Another problem that this bug causes is shadowing source files, see http://forums.gradle.org/gradle/topics/war_eclipsewtpplugin_shadows_source_attachments_with_web_app_libraries_container.

I am working on it

Comment by Andreas Schmid [ 11/Jan/15 ]

I fixed this issue, see pull request https://github.com/gradle/gradle/pull/383.

However this not the cleanest fix, IMHO the complete Eclipse plugin has to be rewritten such that the org.gradle.plugins.ide.eclipse.model.internal.ClasspathFactory knows about the wtp component dependencies and org.gradle.plugins.ide.eclipse.model.internal.WtpComponentFactory knows about the classpath dependencies. This would give the ability to do not even create the incorrect entries which later on have to be clean up within EclipseWtpPlugin using their whenMerged features.

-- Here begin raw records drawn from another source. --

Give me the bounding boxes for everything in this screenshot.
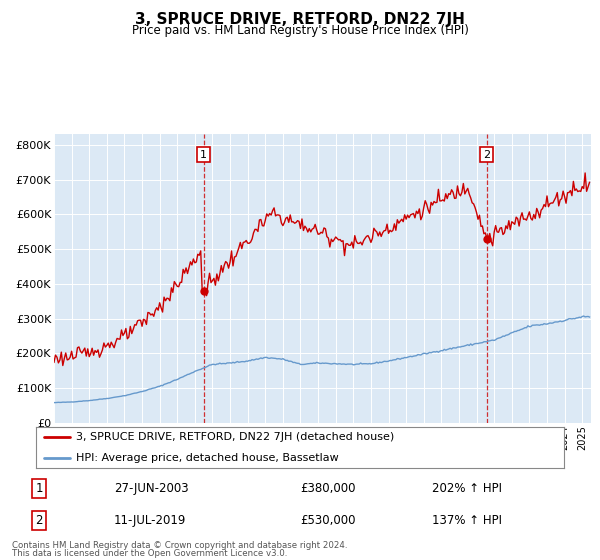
Text: £380,000: £380,000 [300,482,355,496]
Text: 11-JUL-2019: 11-JUL-2019 [114,514,187,528]
Text: £530,000: £530,000 [300,514,355,528]
Text: 2: 2 [483,150,490,160]
Text: 1: 1 [35,482,43,496]
Text: Contains HM Land Registry data © Crown copyright and database right 2024.: Contains HM Land Registry data © Crown c… [12,541,347,550]
Text: This data is licensed under the Open Government Licence v3.0.: This data is licensed under the Open Gov… [12,549,287,558]
Text: 2: 2 [35,514,43,528]
Text: 137% ↑ HPI: 137% ↑ HPI [432,514,502,528]
Text: 1: 1 [200,150,207,160]
Text: 3, SPRUCE DRIVE, RETFORD, DN22 7JH (detached house): 3, SPRUCE DRIVE, RETFORD, DN22 7JH (deta… [76,432,394,442]
Text: 27-JUN-2003: 27-JUN-2003 [114,482,188,496]
Text: 3, SPRUCE DRIVE, RETFORD, DN22 7JH: 3, SPRUCE DRIVE, RETFORD, DN22 7JH [135,12,465,27]
Text: HPI: Average price, detached house, Bassetlaw: HPI: Average price, detached house, Bass… [76,452,338,463]
Text: Price paid vs. HM Land Registry's House Price Index (HPI): Price paid vs. HM Land Registry's House … [131,24,469,37]
Text: 202% ↑ HPI: 202% ↑ HPI [432,482,502,496]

Furthermore, I am just not sure about the following from this comment of Adam Murdoch on this issue and the statement

For a wtp ear project in Eclipse (i.e. ear + eclipse-wtp plugins):

  • Runtime dependencies are included in the component file.

What do anybody mentioned and Andrew Oberstar think?

Comment by Andrew Oberstar [ 30/Jan/15 ]

I think this covers the necessary behavior. I added some comments to the pull request and associated commits.

Comment by Donát Csikós [ 01/Jun/16 ]

As part of an ongoing effort to improve Gradle tooling support we implemented a fix for this issue.
From now on the eclipse-wtp plugin places all library dependencies to the .classpath file and declares the deployment information as classpath attributes.
To try it out just use the latest Gradle 3.0 snapshot. Any feedback is greatly appreciated.